Question

Two balls are projected with the same speed at different angles. If the maximum height of the first ball is 2 times the maximum height of the second ball, find the ratio of their time of flight.

• A. \( 1 : 2\sqrt{2} \)
• B. \( 2\sqrt{2} : 1 \)
• C. \( 2 : 1 \)
• D. \( 4 : 1 \)

Hint:

The time of flight is directly proportional to the sine of the angle of projection. To find the ratio, relate the maximum heights and the angles of projection.

Answer 1

The Correct Option is C

Let the speed of projection be \( u \), and the angles of projection for the two balls be \( \theta_1 \) and \( \theta_2 \). The maximum height \( H \) for a projectile is given by: \[ H = \frac{u^2 \sin^2 \theta}{2g}, \] where \( g \) is the acceleration due to gravity.
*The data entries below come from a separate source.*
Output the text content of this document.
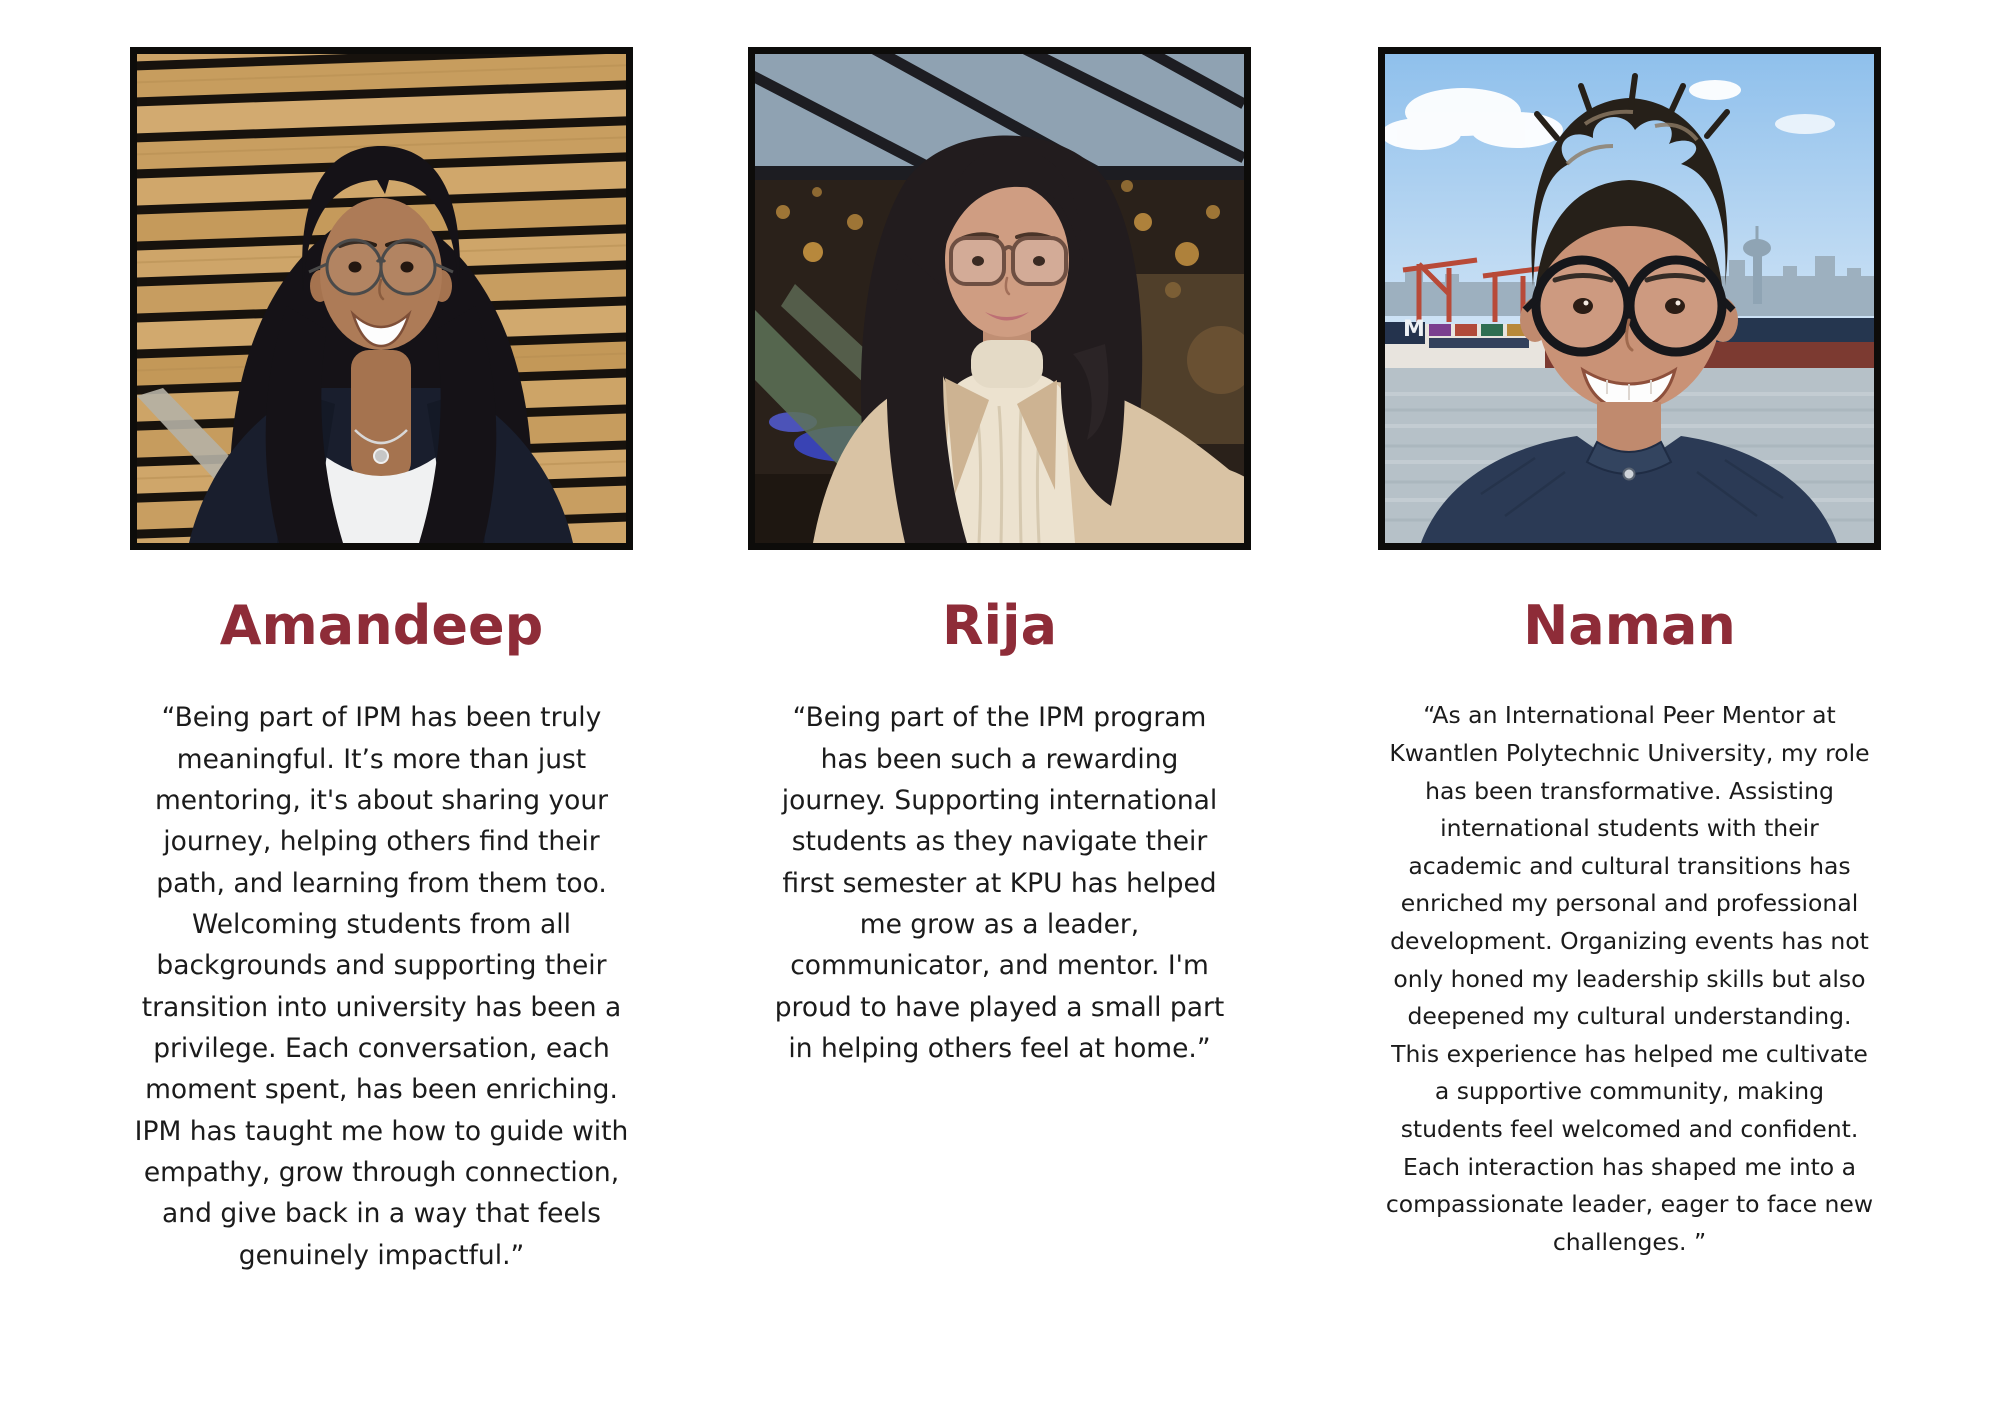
Amandeep

“Being part of IPM has been truly meaningful. It’s more than just mentoring, it's about sharing your journey, helping others find their path, and learning from them too. Welcoming students from all backgrounds and supporting their transition into university has been a privilege. Each conversation, each moment spent, has been enriching. IPM has taught me how to guide with empathy, grow through connection, and give back in a way that feels genuinely impactful.”

Rija

“Being part of the IPM program has been such a rewarding journey. Supporting international students as they navigate their first semester at KPU has helped me grow as a leader, communicator, and mentor. I'm proud to have played a small part in helping others feel at home.”

M
Naman

“As an International Peer Mentor at Kwantlen Polytechnic University, my role has been transformative. Assisting international students with their academic and cultural transitions has enriched my personal and professional development. Organizing events has not only honed my leadership skills but also deepened my cultural understanding. This experience has helped me cultivate a supportive community, making students feel welcomed and confident. Each interaction has shaped me into a compassionate leader, eager to face new challenges. ”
For the first ball, the maximum height is: \[ H_1 = \frac{u^2 \sin^2 \theta_1}{2g}. \] For the second ball, the maximum height is: \[ H_2 = \frac{u^2 \sin^2 \theta_2}{2g}. \] We are told that \( H_1 = 2H_2 \), so: \[ \frac{u^2 \sin^2 \theta_1}{2g} = 2 \times \frac{u^2 \sin^2 \theta_2}{2g}. \] Simplifying: \[ \sin^2 \theta_1 = 2 \sin^2 \theta_2. \] This implies: \[ \sin \theta_1 = \sqrt{2} \sin \theta_2. \] Now, the time of flight \( T \) for a projectile is given by: \[ T = \frac{2u \sin \theta}{g}. \] For the first ball, the time of flight is: \[ T_1 = \frac{2u \sin \theta_1}{g}. \] For the second ball, the time of flight is: \[ T_2 = \frac{2u \sin \theta_2}{g}. \] Taking the ratio of the time of flights: \[ \frac{T_1}{T_2} = \frac{2u \sin \theta_1}{g} \div \frac{2u \sin \theta_2}{g} = \frac{\sin \theta_1}{\sin \theta_2}. \] Substituting \( \sin \theta_1 = \sqrt{2} \sin \theta_2 \), we get: \[ \frac{T_1}{T_2} = \sqrt{2}. \] Therefore, the ratio of their time of flight is \( 2 : 1 \).
Thus, the correct answer is (3) \( 2 : 1 \).